Did you think that Wellesley would be a bastion of support for its most famous alumna?


Interestingly, the Washington Post reports that the feminist vote at the prestigious women’s college is split:


“Everybody who knows me thinks of me as a feminist,” Keller said. “Nobody imagined I wouldn’t vote for Clinton.”


“Three weeks ago, Keller changed her online profile to announce her support for Obama. She likes his rhetoric and his stance on the war, she said, and she considers his effort to become the first black president as historic as Clinton’s bid. Within a few days, a handful of Wellesley friends had called or e-mailed to teasingly call her a traitor.

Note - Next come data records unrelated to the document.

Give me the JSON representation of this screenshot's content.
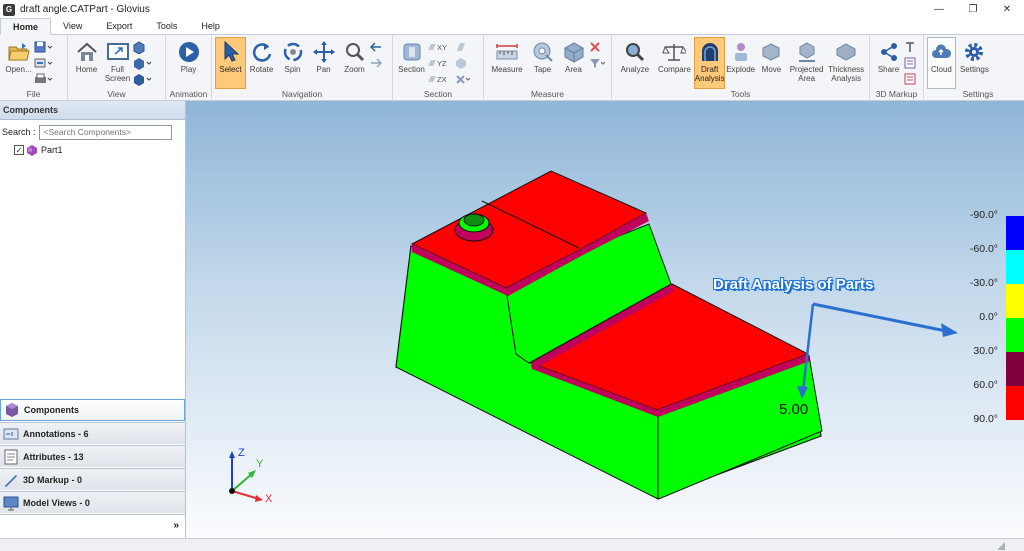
{
  "window": {
    "title": "draft angle.CATPart - Glovius",
    "app_icon_text": "G",
    "minimize": "—",
    "maximize": "❐",
    "close": "✕"
  },
  "menu": {
    "tabs": [
      "Home",
      "View",
      "Export",
      "Tools",
      "Help"
    ]
  },
  "ribbon": {
    "groups": {
      "file": "File",
      "view": "View",
      "animation": "Animation",
      "navigation": "Navigation",
      "section": "Section",
      "measure": "Measure",
      "tools": "Tools",
      "markup": "3D Markup",
      "settings": "Settings"
    },
    "tools": {
      "open": "Open...",
      "home": "Home",
      "fullscreen": "Full\nScreen",
      "play": "Play",
      "select": "Select",
      "rotate": "Rotate",
      "spin": "Spin",
      "pan": "Pan",
      "zoom": "Zoom",
      "section": "Section",
      "xy": "XY",
      "yz": "YZ",
      "zx": "ZX",
      "measure": "Measure",
      "tape": "Tape",
      "area": "Area",
      "analyze": "Analyze",
      "compare": "Compare",
      "draft": "Draft\nAnalysis",
      "explode": "Explode",
      "move": "Move",
      "projected": "Projected\nArea",
      "thickness": "Thickness\nAnalysis",
      "share": "Share",
      "cloud": "Cloud",
      "settings": "Settings"
    }
  },
  "left_panel": {
    "title": "Components",
    "search_label": "Search :",
    "search_placeholder": "<Search Components>",
    "tree": [
      {
        "label": "Part1",
        "checked": "✓"
      }
    ],
    "accordion": [
      {
        "label": "Components"
      },
      {
        "label": "Annotations - 6"
      },
      {
        "label": "Attributes - 13"
      },
      {
        "label": "3D Markup - 0"
      },
      {
        "label": "Model Views - 0"
      }
    ],
    "expand": "»"
  },
  "viewport": {
    "annotation": "Draft Analysis of Parts",
    "value_label": "5.00",
    "axes": {
      "x": "X",
      "y": "Y",
      "z": "Z"
    },
    "legend": [
      {
        "label": "-90.0°",
        "color": "#0000ff"
      },
      {
        "label": "-60.0°",
        "color": "#00ffff"
      },
      {
        "label": "-30.0°",
        "color": "#ffff00"
      },
      {
        "label": "0.0°",
        "color": "#00ff00"
      },
      {
        "label": "30.0°",
        "color": "#800040"
      },
      {
        "label": "60.0°",
        "color": "#ff0000"
      },
      {
        "label": "90.0°",
        "color": ""
      }
    ],
    "colors": {
      "face_red": "#ff0000",
      "face_green": "#00ff00",
      "edge_band": "#c0005a",
      "annotation": "#1e73d8"
    }
  }
}
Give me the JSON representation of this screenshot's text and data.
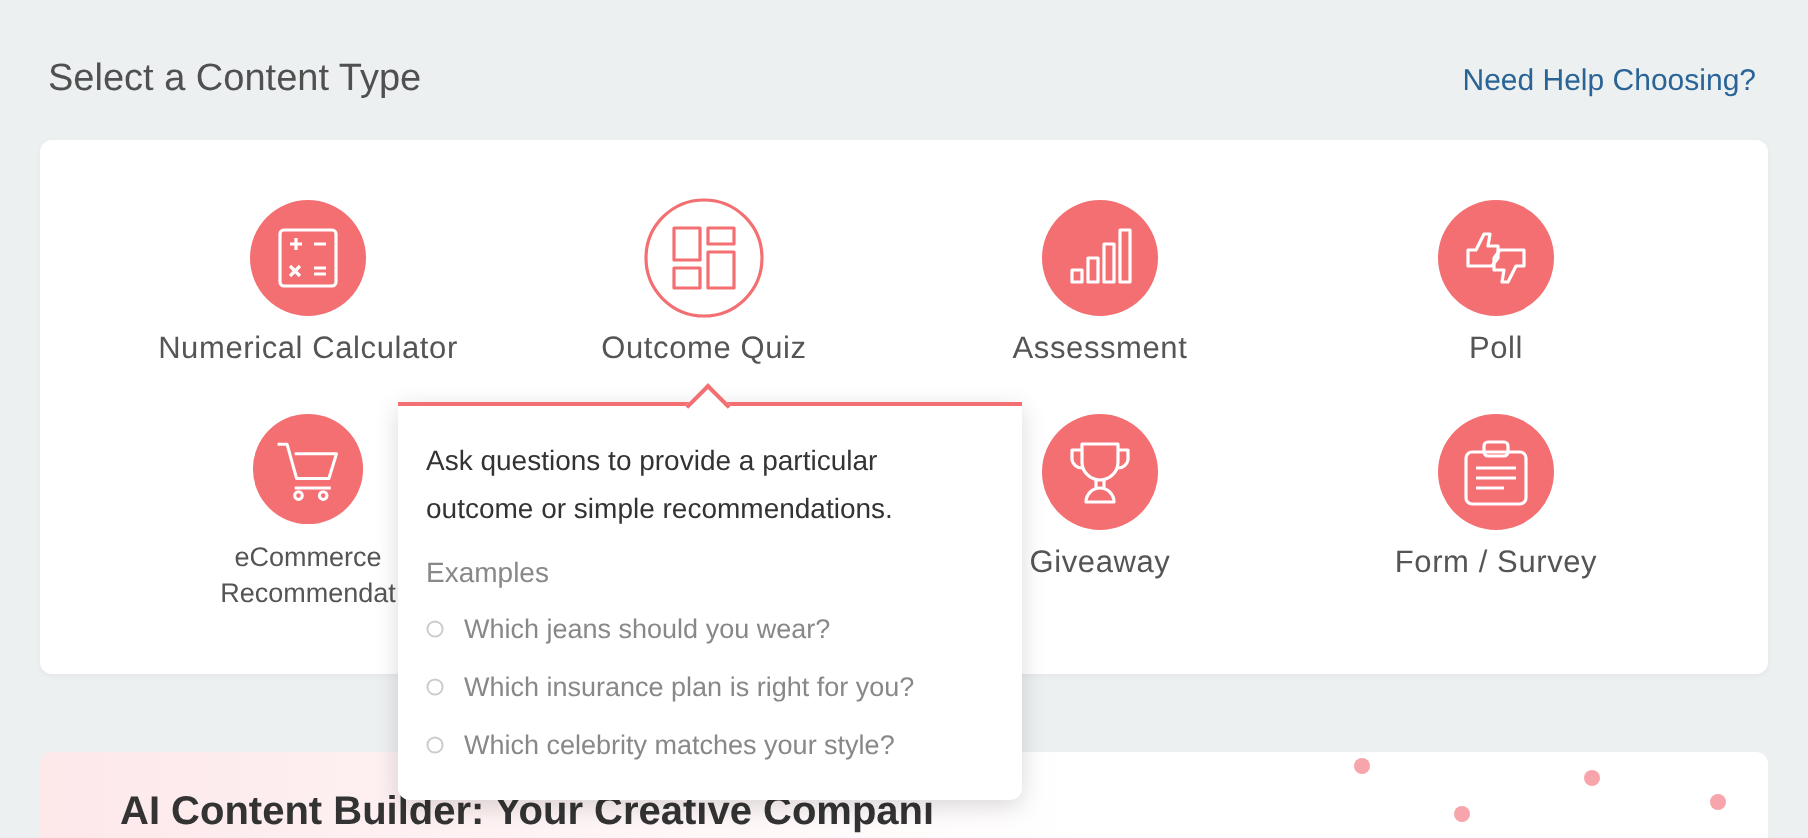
{
  "header": {
    "title": "Select a Content Type",
    "help_link": "Need Help Choosing?"
  },
  "content_types": {
    "rows": [
      [
        {
          "label": "Numerical Calculator",
          "kind": "calculator",
          "selected": false
        },
        {
          "label": "Outcome Quiz",
          "kind": "quiz",
          "selected": true
        },
        {
          "label": "Assessment",
          "kind": "assessment",
          "selected": false
        },
        {
          "label": "Poll",
          "kind": "poll",
          "selected": false
        }
      ],
      [
        {
          "label": "eCommerce Recommendat",
          "kind": "ecommerce",
          "selected": false
        },
        "",
        {
          "label": "Giveaway",
          "kind": "giveaway",
          "selected": false
        },
        {
          "label": "Form / Survey",
          "kind": "form",
          "selected": false
        }
      ]
    ]
  },
  "popover": {
    "description": "Ask questions to provide a particular outcome or simple recommendations.",
    "examples_heading": "Examples",
    "examples": [
      "Which jeans should you wear?",
      "Which insurance plan is right for you?",
      "Which celebrity matches your style?"
    ]
  },
  "promo": {
    "title": "AI Content Builder: Your Creative Compani"
  }
}
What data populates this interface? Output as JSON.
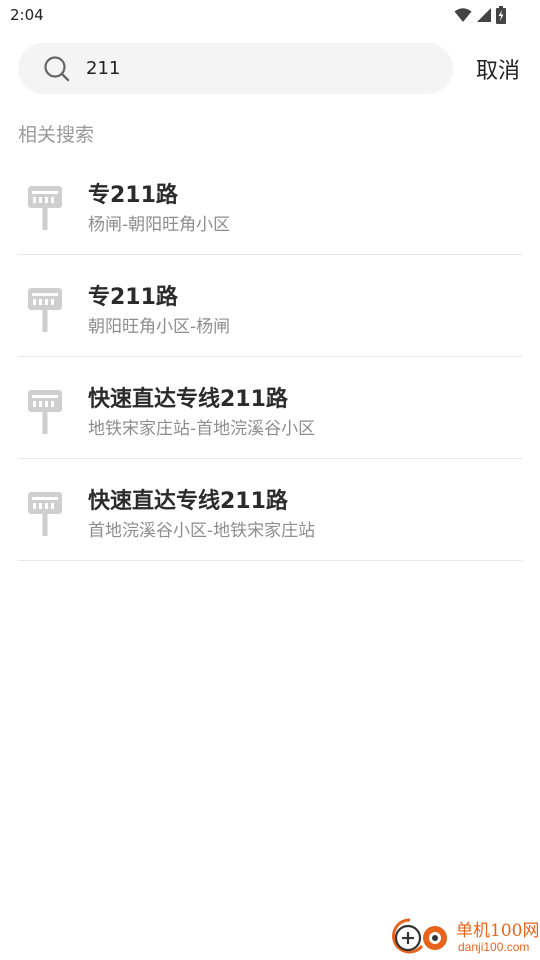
{
  "status_bar": {
    "time": "2:04",
    "icons": [
      "wifi-icon",
      "cell-signal-icon",
      "battery-charging-icon"
    ]
  },
  "search": {
    "query": "211",
    "placeholder": "",
    "cancel_label": "取消"
  },
  "section_title": "相关搜索",
  "results": [
    {
      "name": "专211路",
      "route": "杨闸-朝阳旺角小区",
      "icon": "bus-stop-icon"
    },
    {
      "name": "专211路",
      "route": "朝阳旺角小区-杨闸",
      "icon": "bus-stop-icon"
    },
    {
      "name": "快速直达专线211路",
      "route": "地铁宋家庄站-首地浣溪谷小区",
      "icon": "bus-stop-icon"
    },
    {
      "name": "快速直达专线211路",
      "route": "首地浣溪谷小区-地铁宋家庄站",
      "icon": "bus-stop-icon"
    }
  ],
  "watermark": {
    "name": "单机100网",
    "domain": "danji100.com"
  },
  "colors": {
    "text_primary": "#2b2b2b",
    "text_secondary": "#8e8e8e",
    "search_bg": "#f4f4f4",
    "divider": "#e8e8e8",
    "icon_gray": "#cfcfcf",
    "watermark_orange": "#e8641b"
  }
}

“‘It’s like I’m ruining this great opportunity for women by not voting for her, but honestly I’m not too worried about that,’ Keller said. ‘I don’t think gender is a good enough reason on its own to vote for or against anybody. I’m sure there are going to be other women in my generation, soon, who are able to run for president. This isn’t like our only chance.’

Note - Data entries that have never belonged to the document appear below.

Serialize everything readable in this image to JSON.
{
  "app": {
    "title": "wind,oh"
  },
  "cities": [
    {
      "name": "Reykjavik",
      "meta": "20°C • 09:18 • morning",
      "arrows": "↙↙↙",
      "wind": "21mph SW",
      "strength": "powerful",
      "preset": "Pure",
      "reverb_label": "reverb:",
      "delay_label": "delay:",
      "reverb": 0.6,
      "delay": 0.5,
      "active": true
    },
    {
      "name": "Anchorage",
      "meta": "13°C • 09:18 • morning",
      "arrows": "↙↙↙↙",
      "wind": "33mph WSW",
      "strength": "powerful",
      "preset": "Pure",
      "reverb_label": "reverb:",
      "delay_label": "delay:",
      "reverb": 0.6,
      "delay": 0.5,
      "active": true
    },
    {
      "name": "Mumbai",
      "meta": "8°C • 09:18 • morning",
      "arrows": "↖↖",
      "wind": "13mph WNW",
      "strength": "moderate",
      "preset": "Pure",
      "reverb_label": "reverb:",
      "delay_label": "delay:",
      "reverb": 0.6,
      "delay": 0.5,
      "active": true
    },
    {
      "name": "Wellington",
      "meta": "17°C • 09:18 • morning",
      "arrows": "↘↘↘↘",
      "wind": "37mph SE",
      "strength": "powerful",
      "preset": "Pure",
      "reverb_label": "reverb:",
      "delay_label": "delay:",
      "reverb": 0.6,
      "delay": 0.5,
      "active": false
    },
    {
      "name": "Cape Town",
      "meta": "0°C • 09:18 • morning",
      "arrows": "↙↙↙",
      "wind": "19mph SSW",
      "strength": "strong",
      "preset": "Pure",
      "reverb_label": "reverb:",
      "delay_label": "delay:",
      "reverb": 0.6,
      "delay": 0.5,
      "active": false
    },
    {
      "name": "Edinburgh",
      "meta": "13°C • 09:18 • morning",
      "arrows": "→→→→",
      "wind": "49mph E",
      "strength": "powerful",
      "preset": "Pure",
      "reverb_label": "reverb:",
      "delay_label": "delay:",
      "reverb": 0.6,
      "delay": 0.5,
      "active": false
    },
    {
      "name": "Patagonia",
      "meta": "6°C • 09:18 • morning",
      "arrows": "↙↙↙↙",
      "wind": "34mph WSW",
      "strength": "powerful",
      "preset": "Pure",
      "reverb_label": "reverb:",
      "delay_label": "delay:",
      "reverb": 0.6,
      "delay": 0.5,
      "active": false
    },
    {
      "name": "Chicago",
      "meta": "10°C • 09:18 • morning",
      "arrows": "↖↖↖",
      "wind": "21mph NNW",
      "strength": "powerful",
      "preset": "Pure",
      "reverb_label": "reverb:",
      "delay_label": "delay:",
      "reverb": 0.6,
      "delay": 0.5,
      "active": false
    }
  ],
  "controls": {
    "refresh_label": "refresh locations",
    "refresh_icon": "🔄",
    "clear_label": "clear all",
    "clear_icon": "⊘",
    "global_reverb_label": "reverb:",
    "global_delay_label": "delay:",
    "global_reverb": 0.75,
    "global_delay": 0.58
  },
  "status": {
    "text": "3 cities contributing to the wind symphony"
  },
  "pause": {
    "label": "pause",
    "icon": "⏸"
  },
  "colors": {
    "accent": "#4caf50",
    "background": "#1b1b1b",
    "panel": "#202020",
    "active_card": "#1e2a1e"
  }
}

“Her stance is what some professors on campus refer to as an ‘inevitability attitude,’ and they say it marks a generational divide. Women who experienced Wellesley in the 1950s and ’60s, such as Clinton, enrolled at a time when some schools still refused to admit women. They believed, intrinsically, that they would have to scrap and claw for every opportunity in an unfair world. Wellesley functioned as their cocoon, a place for camaraderie and support before they were sent off as graduates to break barriers and challenge stereotypes. As feminists, they were linked by a cause.”


If the campus feminists are split, older alums may be more solidly behind Hillary:  


“My mom didn’t like hearing me talk about Obama much at all,” Neff said. “She started telling me about how our generation takes for granted a lot of advances that women have made. She told me what it was like in the ’70s and ’80s and, you know, the general feeling that you were never as good or as important as your brothers or the men who you worked with. She talked about how women’s stakes are so tied up in Hillary’s candidacy, and how it could change what it means to be a woman and what all these little girls will think is possible in their own lives.”